Japan bank deal sets path for consolidation by regional lenders

Two Nagasaki banks cleared antitrust hurdles by giving up clients to lower market share

From left, Shinwa Bank President Shunsuke Yoshizawa, Fukuoka Financial Group President Takashige Shibato and Eighteenth Bank President Takujiro Mori. (Photo by Nozomu Ogawa)

TOKYO -- The merger of two regional banks in southern Japan, approved after two and a half years of antitrust negotiations, offers a model for lenders in rural areas whose consolidation plans face similar regulatory challenges.

Upon getting the green light from the Fair Trade Commission, Fukuoka Financial Group and Eighteenth Bank announced Friday that they will integrate operations in April 2019.

Their method of letting customers switch to rival lenders to lower market share could offer an answer to other rural lenders seeking merger partners within the same prefectures, potentially setting off a wave of consolidation.

"With the future population structure in mind, we have to [merge] now or else we cannot maintain the regional financial system," Fukuoka Financial President Takashige Shibato said.

The approval was hard-won. The FTC had taken issue with the monopoly the combined bank would enjoy in Nagasaki Prefecture.
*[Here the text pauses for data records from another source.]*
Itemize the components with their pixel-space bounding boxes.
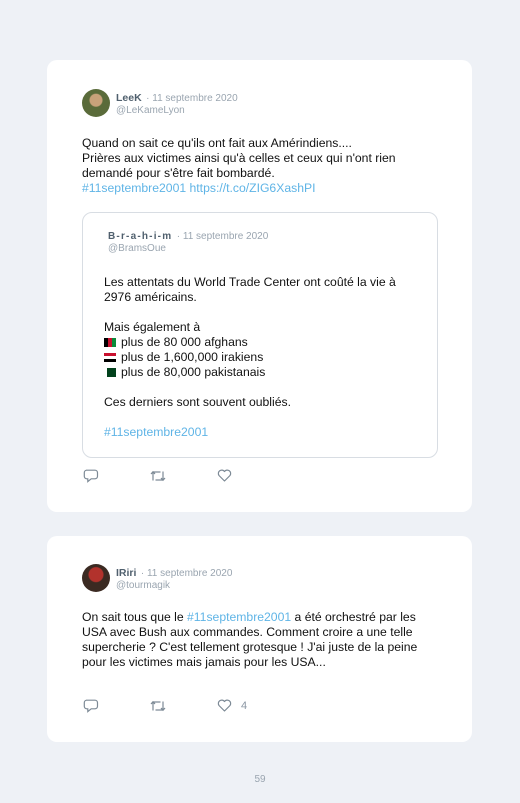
- tweet-card-2: IRiri · 11 septembre 2020 @tourmagik On …: [47, 536, 472, 742]
- retweet-button[interactable]: [149, 469, 167, 483]
- avatar[interactable]: [82, 564, 110, 592]
- tweet-text-part: On sait tous que le: [82, 610, 188, 624]
- url-link[interactable]: https://t.co/ZIG6XashPI: [190, 181, 316, 195]
- quoted-list-item: plus de 1,600,000 irakiens: [121, 350, 264, 364]
- like-button[interactable]: 4: [217, 699, 247, 712]
- tweet-header: IRiri · 11 septembre 2020 @tourmagik: [82, 564, 232, 592]
- author-handle[interactable]: @tourmagik: [116, 580, 232, 592]
- like-icon: [217, 699, 232, 712]
- retweet-icon: [150, 700, 166, 711]
- author-name[interactable]: LeeK: [116, 92, 142, 104]
- quoted-tweet-header: B-r-a-h-i-m · 11 septembre 2020 @BramsOu…: [108, 229, 268, 255]
- quoted-tweet[interactable]: B-r-a-h-i-m · 11 septembre 2020 @BramsOu…: [82, 212, 438, 458]
- tweet-text: On sait tous que le #11septembre2001 a é…: [82, 610, 440, 670]
- retweet-icon: [150, 470, 166, 481]
- tweet-date: · 11 septembre 2020: [146, 93, 238, 104]
- iraq-flag-icon: [104, 353, 116, 362]
- quoted-line: Ces derniers sont souvent oubliés.: [104, 395, 291, 409]
- quoted-author-name[interactable]: B-r-a-h-i-m: [108, 231, 172, 242]
- tweet-line: Quand on sait ce qu'ils ont fait aux Amé…: [82, 136, 352, 150]
- tweet-date: · 11 septembre 2020: [140, 568, 233, 579]
- author-handle[interactable]: @LeKameLyon: [116, 105, 238, 117]
- reply-button[interactable]: [83, 698, 99, 713]
- author-info: LeeK · 11 septembre 2020 @LeKameLyon: [116, 89, 238, 117]
- like-count: 4: [241, 699, 248, 712]
- afghanistan-flag-icon: [104, 338, 116, 347]
- reply-icon: [83, 699, 99, 713]
- tweet-line: Prières aux victimes ainsi qu'à celles e…: [82, 151, 396, 180]
- hashtag-link[interactable]: #11septembre2001: [104, 425, 208, 439]
- tweet-actions: [83, 468, 282, 483]
- reply-button[interactable]: [83, 468, 99, 483]
- tweet-text: Quand on sait ce qu'ils ont fait aux Amé…: [82, 136, 442, 196]
- hashtag-link[interactable]: #11septembre2001: [187, 610, 291, 624]
- quoted-list-item: plus de 80 000 afghans: [121, 335, 248, 349]
- hashtag-link[interactable]: #11septembre2001: [82, 181, 186, 195]
- pakistan-flag-icon: [104, 368, 116, 377]
- reply-icon: [83, 469, 99, 483]
- quoted-list-item: plus de 80,000 pakistanais: [121, 365, 266, 379]
- tweet-header: LeeK · 11 septembre 2020 @LeKameLyon: [82, 89, 238, 117]
- avatar[interactable]: [82, 89, 110, 117]
- retweet-button[interactable]: [149, 699, 167, 713]
- like-button[interactable]: [217, 469, 232, 482]
- author-info: IRiri · 11 septembre 2020 @tourmagik: [116, 564, 232, 592]
- tweet-actions: 4: [83, 698, 297, 713]
- quoted-tweet-text: Les attentats du World Trade Center ont …: [104, 275, 419, 440]
- quoted-line: Les attentats du World Trade Center ont …: [104, 275, 396, 304]
- like-icon: [217, 469, 232, 482]
- quoted-tweet-date: · 11 septembre 2020: [176, 231, 269, 242]
- quoted-author-handle[interactable]: @BramsOue: [108, 243, 268, 255]
- page-number: 59: [254, 774, 266, 785]
- author-name[interactable]: IRiri: [116, 567, 136, 579]
- tweet-card-1: LeeK · 11 septembre 2020 @LeKameLyon Qua…: [47, 60, 472, 512]
- quoted-line: Mais également à: [104, 320, 201, 334]
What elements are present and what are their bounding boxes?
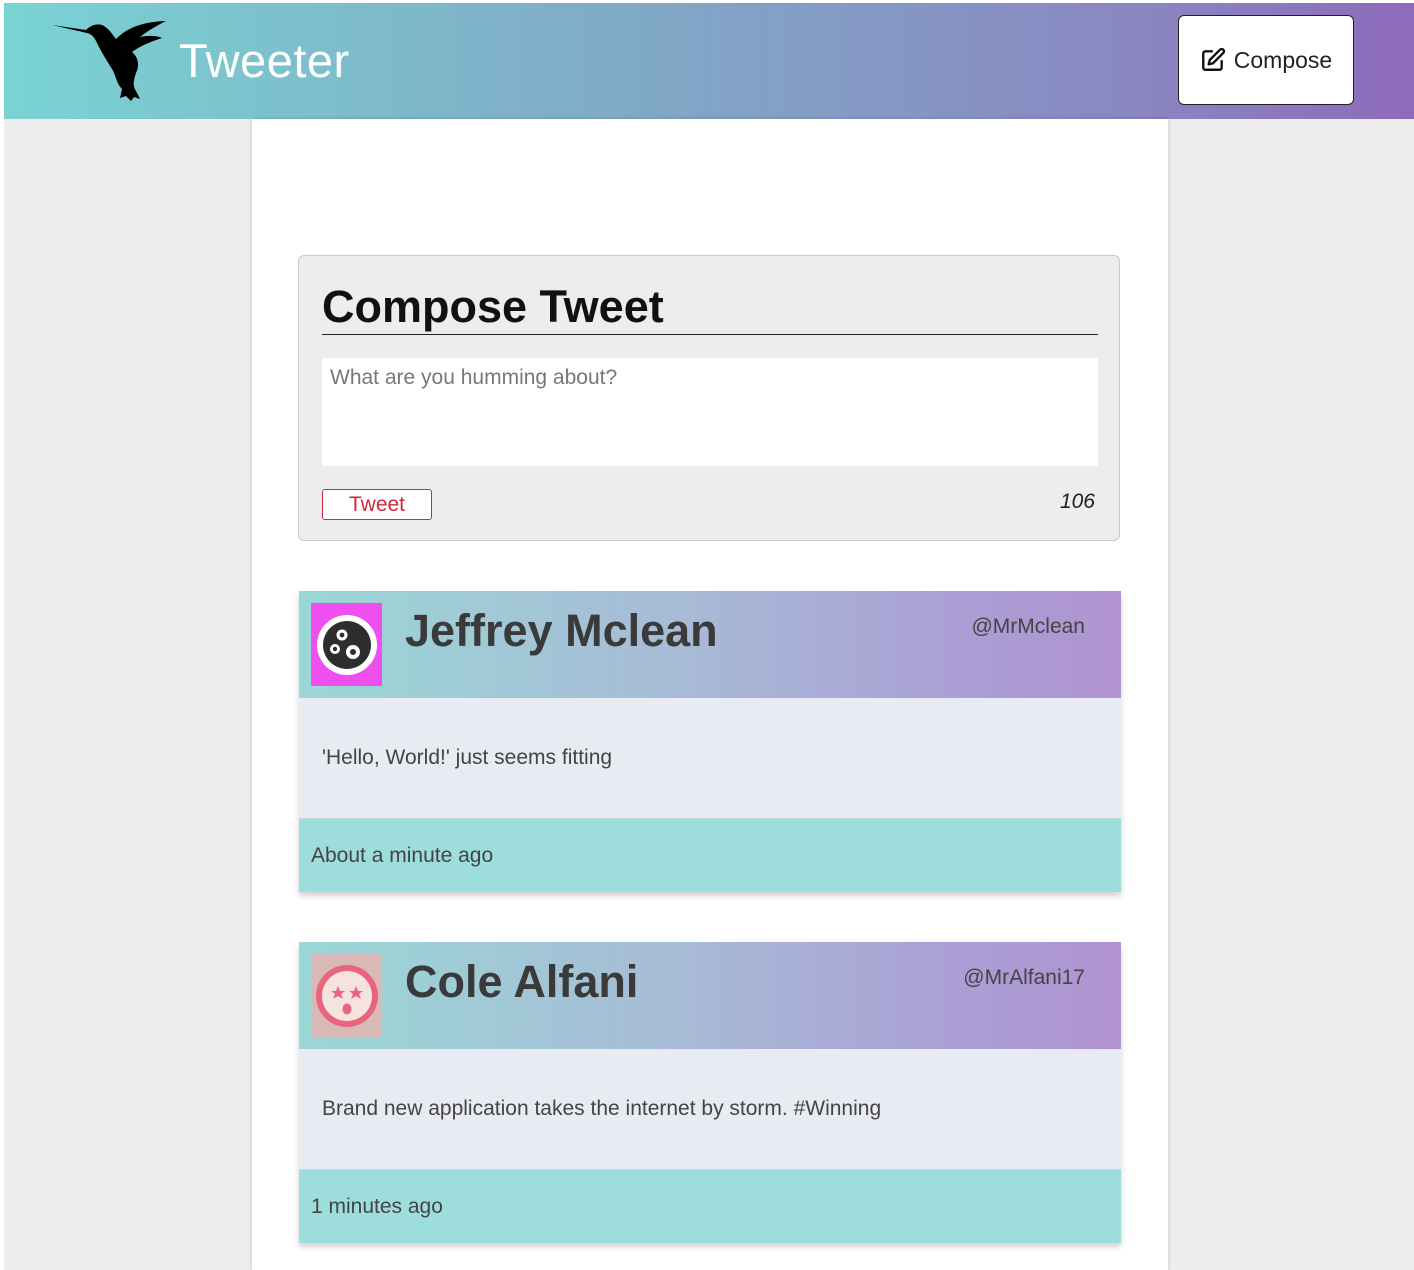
- brand-title[interactable]: Tweeter: [179, 33, 350, 89]
- tweet-text: 'Hello, World!' just seems fitting: [299, 698, 1121, 818]
- tweet-card: Cole Alfani @MrAlfani17 Brand new applic…: [299, 942, 1121, 1243]
- compose-tweet-panel: Compose Tweet Tweet 106: [298, 255, 1120, 541]
- tweet-header: Jeffrey Mclean @MrMclean: [299, 591, 1121, 698]
- tweet-card: Jeffrey Mclean @MrMclean 'Hello, World!'…: [299, 591, 1121, 892]
- tweet-author-name: Jeffrey Mclean: [405, 605, 718, 656]
- tweet-author-handle: @MrMclean: [971, 615, 1085, 638]
- tweet-text: Brand new application takes the internet…: [299, 1049, 1121, 1169]
- face-avatar-icon: [311, 603, 382, 686]
- compose-button-label: Compose: [1233, 46, 1333, 73]
- tweet-header: Cole Alfani @MrAlfani17: [299, 942, 1121, 1049]
- hummingbird-icon[interactable]: [52, 17, 166, 101]
- tweet-button[interactable]: Tweet: [322, 489, 432, 520]
- compose-button[interactable]: Compose: [1178, 15, 1354, 105]
- tweet-author-handle: @MrAlfani17: [963, 966, 1085, 989]
- tweet-timestamp: 1 minutes ago: [299, 1169, 1121, 1243]
- main-container: Compose Tweet Tweet 106 Jeffrey Mclean @…: [252, 119, 1168, 1270]
- left-edge: [0, 0, 4, 1270]
- tweet-input[interactable]: [322, 358, 1098, 466]
- compose-title: Compose Tweet: [322, 284, 1098, 335]
- character-counter: 106: [1059, 490, 1095, 513]
- tweet-author-name: Cole Alfani: [405, 956, 639, 1007]
- top-navbar: Tweeter Compose: [4, 3, 1414, 119]
- tweet-timestamp: About a minute ago: [299, 818, 1121, 892]
- edit-icon: [1201, 47, 1225, 71]
- star-eyes-avatar-icon: [311, 954, 382, 1037]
Fukuoka Financial, headquartered in Fukuoka Prefecture, owns Shinwa Bank, based in Nagasaki -- the same prefecture where Eighteenth Bank's home office is.

Had the merger gone through without any mitigating steps, the two banks would have controlled nearly 80% of Nagasaki Prefecture's market for loans to small and midsize companies. 
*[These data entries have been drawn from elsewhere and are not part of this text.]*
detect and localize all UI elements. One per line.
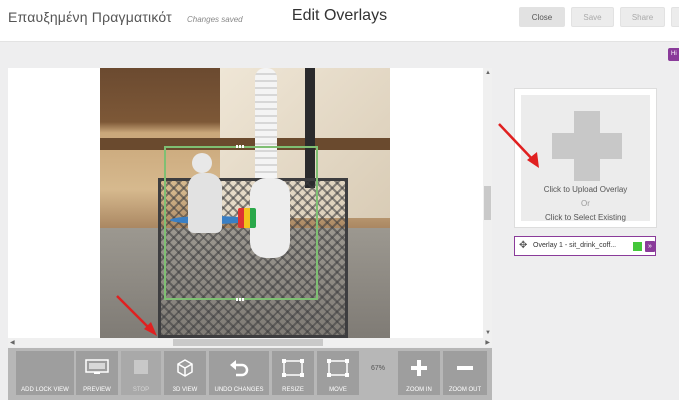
3d-view-button[interactable]: 3D VIEW bbox=[164, 351, 206, 395]
undo-changes-button[interactable]: UNDO CHANGES bbox=[209, 351, 269, 395]
move-label: MOVE bbox=[329, 387, 347, 393]
undo-icon bbox=[230, 360, 249, 377]
scroll-down-icon[interactable]: ▼ bbox=[485, 330, 491, 336]
zoom-in-label: ZOOM IN bbox=[406, 387, 432, 393]
horizontal-scrollbar[interactable]: ◀ ▶ bbox=[8, 338, 492, 347]
share-button[interactable]: Share bbox=[620, 7, 665, 27]
preview-label: PREVIEW bbox=[83, 387, 111, 393]
plus-icon bbox=[411, 360, 427, 376]
vertical-scrollbar[interactable]: ▲ ▼ bbox=[483, 68, 492, 338]
add-lock-view-label: ADD LOCK VIEW bbox=[21, 387, 69, 393]
undo-changes-label: UNDO CHANGES bbox=[214, 387, 264, 393]
upload-overlay-link[interactable]: Click to Upload Overlay bbox=[521, 185, 650, 194]
move-button[interactable]: MOVE bbox=[317, 351, 359, 395]
zoom-level: 67% bbox=[371, 365, 386, 372]
scroll-left-icon[interactable]: ◀ bbox=[10, 340, 15, 346]
horizontal-scroll-thumb[interactable] bbox=[173, 339, 323, 346]
or-label: Or bbox=[581, 199, 590, 208]
zoom-out-label: ZOOM OUT bbox=[448, 387, 482, 393]
overlay-list-item[interactable]: ✥ Overlay 1 - sit_drink_coff... » bbox=[514, 236, 656, 256]
scroll-up-icon[interactable]: ▲ bbox=[485, 70, 491, 76]
annotation-arrow-upload bbox=[498, 123, 539, 168]
stop-icon bbox=[134, 360, 148, 374]
save-button[interactable]: Save bbox=[571, 7, 614, 27]
expand-chevron-icon[interactable]: » bbox=[645, 241, 655, 252]
resize-button[interactable]: RESIZE bbox=[272, 351, 314, 395]
resize-handle-top[interactable] bbox=[236, 145, 245, 148]
resize-label: RESIZE bbox=[282, 387, 304, 393]
close-button[interactable]: Close bbox=[519, 7, 565, 27]
resize-icon bbox=[282, 359, 304, 377]
stop-label: STOP bbox=[132, 387, 150, 393]
move-icon bbox=[327, 359, 349, 377]
overlay-name: Overlay 1 - sit_drink_coff... bbox=[533, 242, 617, 249]
top-bar: Επαυξημένη Πραγματικότ Changes saved Edi… bbox=[0, 0, 679, 42]
zoom-out-button[interactable]: ZOOM OUT bbox=[443, 351, 487, 395]
3d-view-label: 3D VIEW bbox=[172, 387, 198, 393]
more-button[interactable] bbox=[671, 7, 679, 27]
annotation-arrow-scroll bbox=[116, 295, 157, 336]
resize-handle-bottom[interactable] bbox=[236, 298, 245, 301]
editor-toolbar: ADD LOCK VIEW PREVIEW STOP 3D VIEW UNDO … bbox=[8, 348, 492, 400]
overlay-color-swatch[interactable] bbox=[633, 242, 642, 251]
minus-icon bbox=[457, 366, 473, 370]
overlay-selection-box[interactable] bbox=[164, 145, 318, 301]
side-tab[interactable]: Hi bbox=[668, 48, 679, 61]
preview-button[interactable]: PREVIEW bbox=[76, 351, 118, 395]
zoom-in-button[interactable]: ZOOM IN bbox=[398, 351, 440, 395]
select-existing-link[interactable]: Click to Select Existing bbox=[521, 213, 650, 222]
add-lock-view-button[interactable]: ADD LOCK VIEW bbox=[16, 351, 74, 395]
vertical-scroll-thumb[interactable] bbox=[484, 186, 491, 220]
drag-handle-icon[interactable]: ✥ bbox=[519, 240, 527, 251]
stop-button[interactable]: STOP bbox=[121, 351, 161, 395]
cube-icon bbox=[177, 359, 193, 377]
scroll-right-icon[interactable]: ▶ bbox=[485, 340, 490, 346]
monitor-icon bbox=[85, 359, 109, 374]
The merger was initially announced in February 2016 and slated to take effect in April 2017. But the partners could not put together a proposal acceptable to the FTC and indefinitely suspended the merger in July 2017.

The breakthrough came after the two banks devised a scheme to let clients refinance with competing lenders. Borrowers would switch nearly 100 billion yen ($899 million) in loans to 20 lenders operating in the region.
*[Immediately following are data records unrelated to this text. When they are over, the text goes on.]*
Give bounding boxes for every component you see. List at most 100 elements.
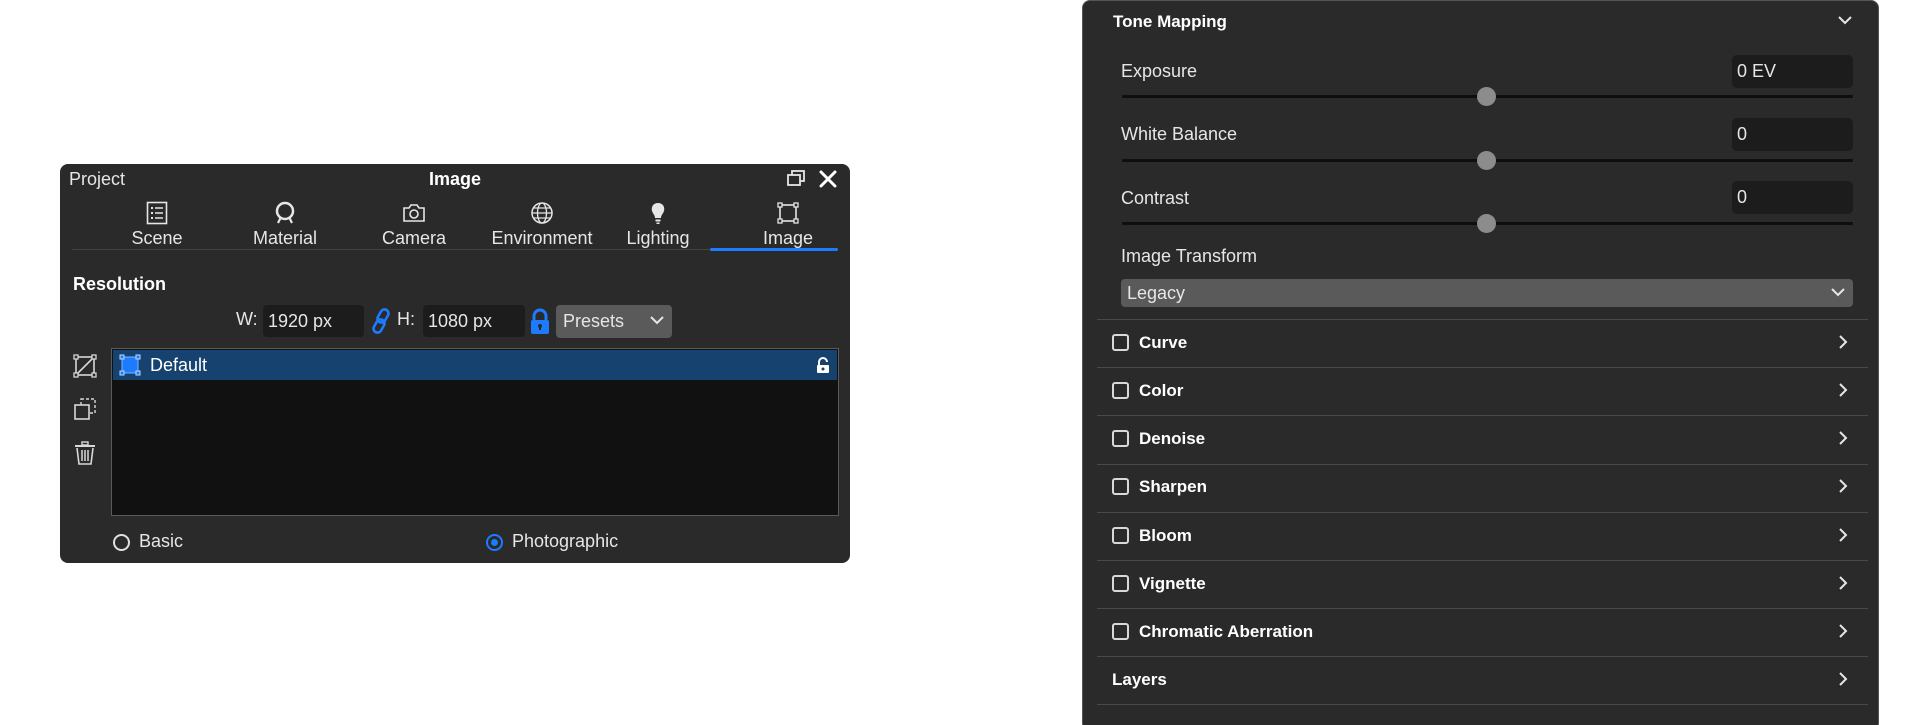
bloom-checkbox[interactable]: [1112, 527, 1129, 544]
image-transform-dropdown[interactable]: Legacy: [1121, 279, 1853, 307]
resolution-title: Resolution: [73, 274, 166, 294]
list-icon: [146, 201, 168, 225]
section-chromatic-aberration[interactable]: Chromatic Aberration: [1097, 609, 1868, 657]
tab-image[interactable]: Image: [738, 200, 838, 248]
chevron-right-icon: [1839, 479, 1848, 493]
material-ball-icon: [275, 201, 295, 224]
trash-icon: [75, 441, 95, 465]
frame-add-icon: [73, 354, 97, 378]
section-sharpen-label: Sharpen: [1139, 477, 1208, 496]
section-color-label: Color: [1139, 381, 1184, 400]
exposure-label: Exposure: [1121, 61, 1198, 81]
section-chromatic-aberration-label: Chromatic Aberration: [1139, 622, 1314, 641]
chevron-right-icon: [1839, 672, 1848, 686]
project-label[interactable]: Project: [69, 169, 125, 190]
section-bloom-label: Bloom: [1139, 526, 1192, 545]
duplicate-resolution-button[interactable]: [72, 396, 98, 422]
white-balance-label: White Balance: [1121, 124, 1238, 144]
section-vignette[interactable]: Vignette: [1097, 561, 1868, 609]
chevron-down-icon[interactable]: [1838, 15, 1852, 25]
width-label: W:: [236, 309, 258, 329]
color-checkbox[interactable]: [1112, 382, 1129, 399]
section-color[interactable]: Color: [1097, 368, 1868, 416]
height-label: H:: [397, 309, 415, 329]
section-sharpen[interactable]: Sharpen: [1097, 464, 1868, 512]
image-transform-value: Legacy: [1127, 283, 1186, 303]
tab-camera-label: Camera: [381, 228, 447, 248]
close-window-button[interactable]: [815, 166, 841, 192]
section-bloom[interactable]: Bloom: [1097, 513, 1868, 561]
active-tab-indicator: [710, 248, 838, 251]
white-balance-slider-thumb[interactable]: [1477, 151, 1496, 170]
section-layers-label: Layers: [1112, 670, 1167, 689]
add-resolution-button[interactable]: [72, 353, 98, 379]
chevron-down-icon: [650, 316, 664, 325]
chevron-right-icon: [1839, 383, 1848, 397]
radio-off-icon: [113, 534, 130, 551]
globe-icon: [531, 202, 553, 224]
tab-environment[interactable]: Environment: [467, 200, 617, 248]
denoise-checkbox[interactable]: [1112, 430, 1129, 447]
tone-mapping-title[interactable]: Tone Mapping: [1113, 12, 1227, 32]
width-input[interactable]: [263, 305, 364, 337]
tab-scene-label: Scene: [131, 228, 183, 248]
bulb-icon: [651, 203, 665, 224]
presets-dropdown[interactable]: Presets: [556, 305, 672, 338]
tab-lighting[interactable]: Lighting: [608, 200, 708, 248]
image-transform-label: Image Transform: [1121, 246, 1258, 266]
chevron-right-icon: [1839, 528, 1848, 542]
section-denoise-label: Denoise: [1139, 429, 1206, 448]
resolution-list: Default: [111, 348, 839, 516]
frame-icon: [777, 202, 799, 224]
section-curve-label: Curve: [1139, 333, 1188, 352]
height-input[interactable]: [423, 305, 525, 337]
mode-basic-label: Basic: [139, 531, 184, 551]
chromatic-aberration-checkbox[interactable]: [1112, 623, 1129, 640]
white-balance-input[interactable]: [1732, 118, 1853, 151]
sharpen-checkbox[interactable]: [1112, 478, 1129, 495]
chevron-right-icon: [1839, 431, 1848, 445]
camera-icon: [403, 204, 425, 222]
tab-material-label: Material: [252, 228, 318, 248]
contrast-input[interactable]: [1732, 181, 1853, 214]
vignette-checkbox[interactable]: [1112, 575, 1129, 592]
tab-camera[interactable]: Camera: [364, 200, 464, 248]
chevron-right-icon: [1839, 576, 1848, 590]
restore-window-button[interactable]: [783, 166, 809, 192]
link-icon: [372, 308, 390, 334]
lock-resolution-button[interactable]: [528, 308, 552, 336]
chevron-right-icon: [1839, 335, 1848, 349]
radio-on-icon: [486, 534, 503, 551]
frame-icon: [119, 354, 141, 376]
contrast-slider-thumb[interactable]: [1477, 214, 1496, 233]
presets-label: Presets: [563, 311, 625, 331]
tab-scene[interactable]: Scene: [117, 200, 197, 248]
list-item[interactable]: Default: [113, 350, 837, 380]
tab-environment-label: Environment: [491, 228, 593, 248]
tab-lighting-label: Lighting: [626, 228, 690, 248]
exposure-input[interactable]: [1732, 55, 1853, 88]
image-window: Project Image Scene Material Camera Envi…: [60, 164, 850, 563]
section-divider: [1097, 704, 1868, 705]
exposure-slider-thumb[interactable]: [1477, 87, 1496, 106]
close-icon: [819, 170, 837, 188]
post-effects-panel: Tone Mapping Exposure White Balance Cont…: [1082, 0, 1879, 725]
unlock-icon[interactable]: [815, 357, 831, 374]
duplicate-icon: [74, 398, 96, 420]
window-title: Image: [428, 169, 482, 189]
tab-material[interactable]: Material: [235, 200, 335, 248]
link-aspect-button[interactable]: [369, 307, 393, 335]
tab-bar: Scene Material Camera Environment Lighti…: [72, 200, 837, 248]
chevron-down-icon: [1831, 288, 1845, 297]
tab-image-label: Image: [762, 228, 814, 248]
section-denoise[interactable]: Denoise: [1097, 416, 1868, 464]
restore-icon: [787, 170, 805, 186]
list-item-label: Default: [150, 355, 208, 375]
section-curve[interactable]: Curve: [1097, 320, 1868, 368]
section-layers[interactable]: Layers: [1097, 657, 1868, 705]
mode-photographic-label: Photographic: [512, 531, 619, 551]
lock-icon: [531, 308, 549, 334]
contrast-label: Contrast: [1121, 188, 1190, 208]
delete-resolution-button[interactable]: [72, 440, 98, 466]
curve-checkbox[interactable]: [1112, 334, 1129, 351]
This would reduce the combined market share of Fukuoka Financial and Eighteenth Bank to roughly 65% from the approximately 75% in January. Lowering the market share "was a wrenching decision," Shibato said.

Lenders taking over the loans announced that they were bolstering marketing operations in Nagasaki Prefecture. And the FTC concluded that the move helped preserve borrowing options for small and midsize businesses.

For other locations, such as remote islands, where Fukuoka Financial and Eighteenth Bank would hold a total monopoly post-merger, the duo proposed a third-party monitor to ensure fair interest rates.  

Their scheme could offer an answer to other regional banks prevented from merging because of the outsize market shares that would result. "Transferring debt will become a pillar of the measures to resolve the problem," said Masanori Fukamachi, director of the FTC's mergers and acquisitions division.

"This case will set a precedent," he said.

Bank mergers used to focus on building scale across prefectural lines and surviving stiff competition in urban markets. But now, regional banks are considering consolidating with peers in the same prefectures as the Bank of Japan's negative-rate policy and population decline eat into earnings.

Thirteen prefectures are home to at least three competing banks. The Nagasaki merger gives them another option, a Financial Services Agency official said. On the other hand, they face the real prospect of ceding business to rivals before getting the go-ahead.

"Do we need to sweat this much before we can consolidate?" an industry insider asked.